Japanese author/translator/fan Takumi Shibano dies

Japanese author, translator, and fan Takumi Shibano died of pneumonia on 16 January 2010. Born 27 October 1926 in the central Japanese prefecture of Ishikawa, he co-founded and edited Uchuujin (Cosmic Dust or Space Dust), Japan’s first science-fiction fan magazine, in 1957. It slipped from monthly to irregular in the early 1970s, and published its 202nd issue last Spring. Shibano also taught high school math at Tokyo Municipal Koyamadai High School from 1951 to 1977, when he quit due to chronic asthma.

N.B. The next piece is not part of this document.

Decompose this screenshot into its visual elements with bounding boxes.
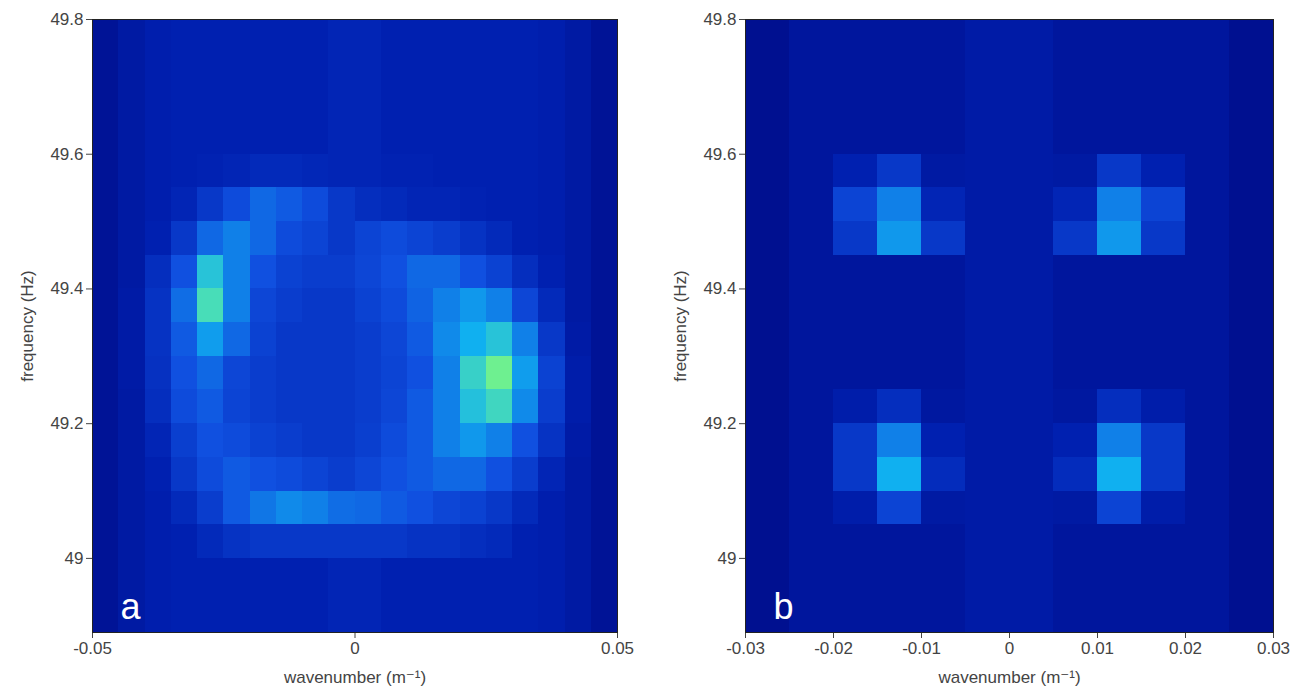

His first short story was published in 1951, and he also wrote three children’s novels: Superhuman ‘Plus X’ (1969), Operation Moonjet (1969), and Revolt in North Pole City (1977). In 1977, he left teaching, for a full-time career as a translator, working under the pen name of Kozumi Rei (which was a bit of wordplay on “Cosmic Ray”). Among the novels he translated were E.E. “Doc” Smith’s Lensman series, Hal Clement’s Needle, and Larry Niven’s Ringworld.
Later, he branched out into anime work, and consulted with Tatsunoko Productions on a number of science fiction classics, including Tekkaman, Gatchaman F, and Casshan.
Shibano chaired the first Japanese National SF Convention, in 1962, and was a Guest of Honor at the 1996 World Science Fiction Convention, LAcon III, in Los Angeles, California, and at the 2007 WorldCon, in Tokyo, Japan.
Shibano married Sachiko Takahashi in 1954, and the couple had two daughters, Miho and Minae.